Illegal immigration has been a hot topic for many years now, most recently in light of Arizona’s new laws to try to deal with the problems they face. Early last year, Representative Stephen Sandstrom, of the Utah Legislature, drafted legislation that would attempt to deal with illegal immigration in Utah. Since the bill was first introduced, it has undergone many revisions and was finally heard in committee this last week as House Bill 70. We passed it out of committee on a 9-3 vote.
Ultimately this bill is an enforcement-only bill that requires law enforcement to verify lawful presence of those suspected of felonies and class A misdemeanors—the worst kind of crimes. If a suspect’s lawful presence in the country cannot be verified, law enforcement will contact ICE (Immigration and Customs Enforcement) and they will be given the prerogative to pick up the illegal immigrant or not. Often times ICE will not pick them up unless they are already wanted as a criminal re-entrant. So, this bill would engage local law enforcement in verifying lawful presence and assisting ICE in deporting those they’ve targeted for deportation.
The sponsor sees the bill as a deterrent to illegal immigration. There are a few reasons that we might want to deter illegal immigration. For example, the costs incurred by the state to educate, provide services, and incarcerate undocumented persons are great. As one example, the Legislative Auditor General did a study and found that the costs of educating undocumented children in the state of Utah for fiscal year 2006 ranged between 54.9 and 85.4 million dollars from state and local tax revenue (does not include federal funds).
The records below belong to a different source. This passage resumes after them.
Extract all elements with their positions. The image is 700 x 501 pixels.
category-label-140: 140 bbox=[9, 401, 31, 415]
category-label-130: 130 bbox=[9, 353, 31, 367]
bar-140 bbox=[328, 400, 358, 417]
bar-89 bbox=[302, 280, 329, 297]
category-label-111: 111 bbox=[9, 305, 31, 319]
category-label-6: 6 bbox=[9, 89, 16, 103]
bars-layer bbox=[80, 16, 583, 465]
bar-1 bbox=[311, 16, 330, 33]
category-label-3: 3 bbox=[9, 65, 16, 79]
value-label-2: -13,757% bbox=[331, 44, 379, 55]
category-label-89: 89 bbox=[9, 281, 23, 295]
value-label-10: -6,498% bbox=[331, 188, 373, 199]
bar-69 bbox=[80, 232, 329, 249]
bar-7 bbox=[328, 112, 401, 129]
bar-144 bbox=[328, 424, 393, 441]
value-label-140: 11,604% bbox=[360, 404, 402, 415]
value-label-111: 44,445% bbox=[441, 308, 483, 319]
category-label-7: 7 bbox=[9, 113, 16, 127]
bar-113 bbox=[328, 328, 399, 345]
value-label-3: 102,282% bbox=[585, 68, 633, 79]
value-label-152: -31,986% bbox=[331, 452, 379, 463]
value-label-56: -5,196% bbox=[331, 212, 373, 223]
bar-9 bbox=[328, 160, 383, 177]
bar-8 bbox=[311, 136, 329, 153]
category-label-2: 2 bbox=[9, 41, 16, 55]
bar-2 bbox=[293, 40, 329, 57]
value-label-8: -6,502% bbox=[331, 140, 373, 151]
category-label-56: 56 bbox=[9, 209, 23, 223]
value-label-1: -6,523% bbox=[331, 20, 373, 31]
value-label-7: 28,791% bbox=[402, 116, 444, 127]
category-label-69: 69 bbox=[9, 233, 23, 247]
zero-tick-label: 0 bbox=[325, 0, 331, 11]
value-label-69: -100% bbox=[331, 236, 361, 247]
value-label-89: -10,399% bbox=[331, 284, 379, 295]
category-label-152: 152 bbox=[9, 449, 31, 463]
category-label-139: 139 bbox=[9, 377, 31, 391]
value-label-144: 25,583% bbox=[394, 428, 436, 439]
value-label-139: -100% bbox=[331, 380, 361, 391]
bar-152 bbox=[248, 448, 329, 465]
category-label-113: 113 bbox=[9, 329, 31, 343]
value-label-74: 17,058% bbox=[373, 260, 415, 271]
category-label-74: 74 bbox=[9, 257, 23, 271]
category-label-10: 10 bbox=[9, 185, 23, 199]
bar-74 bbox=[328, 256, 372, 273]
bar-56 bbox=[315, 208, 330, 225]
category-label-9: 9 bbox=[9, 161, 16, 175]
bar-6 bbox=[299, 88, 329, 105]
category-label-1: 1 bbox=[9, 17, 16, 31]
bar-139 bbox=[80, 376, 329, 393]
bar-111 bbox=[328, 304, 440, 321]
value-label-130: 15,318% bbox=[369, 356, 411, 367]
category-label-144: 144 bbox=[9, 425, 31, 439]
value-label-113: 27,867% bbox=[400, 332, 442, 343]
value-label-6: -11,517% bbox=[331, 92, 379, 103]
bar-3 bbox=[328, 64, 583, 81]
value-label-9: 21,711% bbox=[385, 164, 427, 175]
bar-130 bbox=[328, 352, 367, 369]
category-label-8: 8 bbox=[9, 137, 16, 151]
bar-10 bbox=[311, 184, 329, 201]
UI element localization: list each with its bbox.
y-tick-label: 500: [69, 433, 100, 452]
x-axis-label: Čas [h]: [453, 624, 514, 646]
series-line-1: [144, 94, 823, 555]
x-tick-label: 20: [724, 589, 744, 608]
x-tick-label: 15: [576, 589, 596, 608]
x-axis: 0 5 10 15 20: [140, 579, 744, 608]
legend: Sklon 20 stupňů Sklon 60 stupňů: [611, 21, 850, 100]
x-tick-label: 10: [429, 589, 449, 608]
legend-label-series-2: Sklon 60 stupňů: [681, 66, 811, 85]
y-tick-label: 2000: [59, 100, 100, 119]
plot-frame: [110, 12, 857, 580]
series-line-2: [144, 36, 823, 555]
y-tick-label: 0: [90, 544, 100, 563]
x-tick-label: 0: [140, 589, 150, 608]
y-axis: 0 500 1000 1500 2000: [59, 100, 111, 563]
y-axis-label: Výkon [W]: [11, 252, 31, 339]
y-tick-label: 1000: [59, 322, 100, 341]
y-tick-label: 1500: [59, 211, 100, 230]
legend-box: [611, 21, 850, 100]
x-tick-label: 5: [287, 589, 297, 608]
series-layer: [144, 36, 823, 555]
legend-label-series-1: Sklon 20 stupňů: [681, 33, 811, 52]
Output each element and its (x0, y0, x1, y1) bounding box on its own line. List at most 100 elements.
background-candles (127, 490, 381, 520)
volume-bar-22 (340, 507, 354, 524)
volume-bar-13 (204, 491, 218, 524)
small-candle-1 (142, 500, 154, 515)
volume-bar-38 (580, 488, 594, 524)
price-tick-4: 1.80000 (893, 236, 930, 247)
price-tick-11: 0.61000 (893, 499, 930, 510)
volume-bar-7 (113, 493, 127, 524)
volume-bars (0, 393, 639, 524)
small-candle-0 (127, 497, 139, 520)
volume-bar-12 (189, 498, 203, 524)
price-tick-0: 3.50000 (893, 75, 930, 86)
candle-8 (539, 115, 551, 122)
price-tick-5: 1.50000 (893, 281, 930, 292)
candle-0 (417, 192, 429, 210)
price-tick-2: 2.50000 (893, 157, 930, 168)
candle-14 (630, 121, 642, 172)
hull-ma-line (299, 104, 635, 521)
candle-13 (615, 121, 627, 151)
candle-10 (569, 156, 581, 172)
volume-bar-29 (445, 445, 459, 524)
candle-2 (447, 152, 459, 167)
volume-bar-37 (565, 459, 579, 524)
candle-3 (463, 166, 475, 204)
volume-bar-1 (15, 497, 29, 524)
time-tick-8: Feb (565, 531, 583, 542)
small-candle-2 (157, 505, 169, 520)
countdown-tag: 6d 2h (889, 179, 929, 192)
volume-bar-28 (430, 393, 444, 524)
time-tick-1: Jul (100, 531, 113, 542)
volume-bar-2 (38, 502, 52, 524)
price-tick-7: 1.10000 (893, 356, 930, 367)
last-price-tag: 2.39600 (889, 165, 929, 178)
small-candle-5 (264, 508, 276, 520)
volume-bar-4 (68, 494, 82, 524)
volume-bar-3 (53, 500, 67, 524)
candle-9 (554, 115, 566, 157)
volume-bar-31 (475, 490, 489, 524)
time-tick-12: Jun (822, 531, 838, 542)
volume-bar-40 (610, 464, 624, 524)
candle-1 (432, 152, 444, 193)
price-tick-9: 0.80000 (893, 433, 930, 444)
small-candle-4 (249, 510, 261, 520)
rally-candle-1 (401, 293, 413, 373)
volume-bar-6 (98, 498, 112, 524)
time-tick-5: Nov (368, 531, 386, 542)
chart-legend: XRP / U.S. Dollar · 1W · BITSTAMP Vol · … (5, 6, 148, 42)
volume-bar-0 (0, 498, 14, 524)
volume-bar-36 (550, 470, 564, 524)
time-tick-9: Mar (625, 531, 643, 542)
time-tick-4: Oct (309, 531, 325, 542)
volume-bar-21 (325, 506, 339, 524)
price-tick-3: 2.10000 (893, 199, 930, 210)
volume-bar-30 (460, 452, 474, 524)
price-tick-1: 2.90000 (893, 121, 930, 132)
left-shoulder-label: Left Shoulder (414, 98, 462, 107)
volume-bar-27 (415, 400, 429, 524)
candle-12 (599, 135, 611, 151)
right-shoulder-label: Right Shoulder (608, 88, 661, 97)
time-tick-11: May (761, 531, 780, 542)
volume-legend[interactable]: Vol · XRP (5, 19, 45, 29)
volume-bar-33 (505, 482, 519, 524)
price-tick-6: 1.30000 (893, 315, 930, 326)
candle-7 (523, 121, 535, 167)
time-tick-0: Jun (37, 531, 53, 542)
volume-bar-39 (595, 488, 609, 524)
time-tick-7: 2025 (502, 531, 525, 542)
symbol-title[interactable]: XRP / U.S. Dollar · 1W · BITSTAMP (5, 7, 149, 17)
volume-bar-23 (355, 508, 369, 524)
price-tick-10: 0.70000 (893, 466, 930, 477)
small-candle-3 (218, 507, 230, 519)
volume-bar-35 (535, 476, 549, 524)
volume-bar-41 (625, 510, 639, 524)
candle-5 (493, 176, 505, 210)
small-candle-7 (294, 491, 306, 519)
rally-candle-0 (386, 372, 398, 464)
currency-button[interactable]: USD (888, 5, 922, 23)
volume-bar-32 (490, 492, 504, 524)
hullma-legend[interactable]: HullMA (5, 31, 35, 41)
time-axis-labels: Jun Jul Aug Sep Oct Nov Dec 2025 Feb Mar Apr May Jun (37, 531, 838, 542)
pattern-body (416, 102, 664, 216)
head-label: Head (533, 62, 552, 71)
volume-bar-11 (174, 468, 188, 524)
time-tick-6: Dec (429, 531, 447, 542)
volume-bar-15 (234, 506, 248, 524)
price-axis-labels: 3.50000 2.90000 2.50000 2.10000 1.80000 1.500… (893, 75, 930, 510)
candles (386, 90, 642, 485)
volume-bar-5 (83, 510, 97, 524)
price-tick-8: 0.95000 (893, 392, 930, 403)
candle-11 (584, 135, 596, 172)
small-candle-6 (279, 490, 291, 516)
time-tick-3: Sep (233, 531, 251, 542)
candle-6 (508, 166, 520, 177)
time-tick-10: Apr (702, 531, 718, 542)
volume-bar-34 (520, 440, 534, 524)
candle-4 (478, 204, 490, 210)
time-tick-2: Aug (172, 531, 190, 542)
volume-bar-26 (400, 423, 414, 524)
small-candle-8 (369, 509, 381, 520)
Some estimates are that those costs currently reach between 120 and 140 million dollars. Additionally, as of January 2011, illegal aliens account for 5.88% of inmate population in Utah. In 2009 ICE detained inmates in Utah cost the state almost 20 million dollars. Perhaps most concerning is that illegal immigrants often spend their lives “living in the shadows” of our society, unable and unwilling to avail themselves of the full benefits of citizenship in this country and the protections of the law. I sat for several years on the Cache Valley Multi-Cultural Center Board of Directors. My experience there tells me that when immigrants come to this country legally and learn the language and assimilate to the customs, culture, and laws of this country they stand the greatest chance for success for themselves and their children.
Despite what others will say about this bill, I don’t believe the new would-be laws will offer much in the way of deterrents. Illegal immigration happens because there is a market for their labor and the front door is broken. However, I voted for HB70 in committee because I feel like it is focused on targeting and deporting those illegal immigrants who are committing the worst kind of crimes in our state.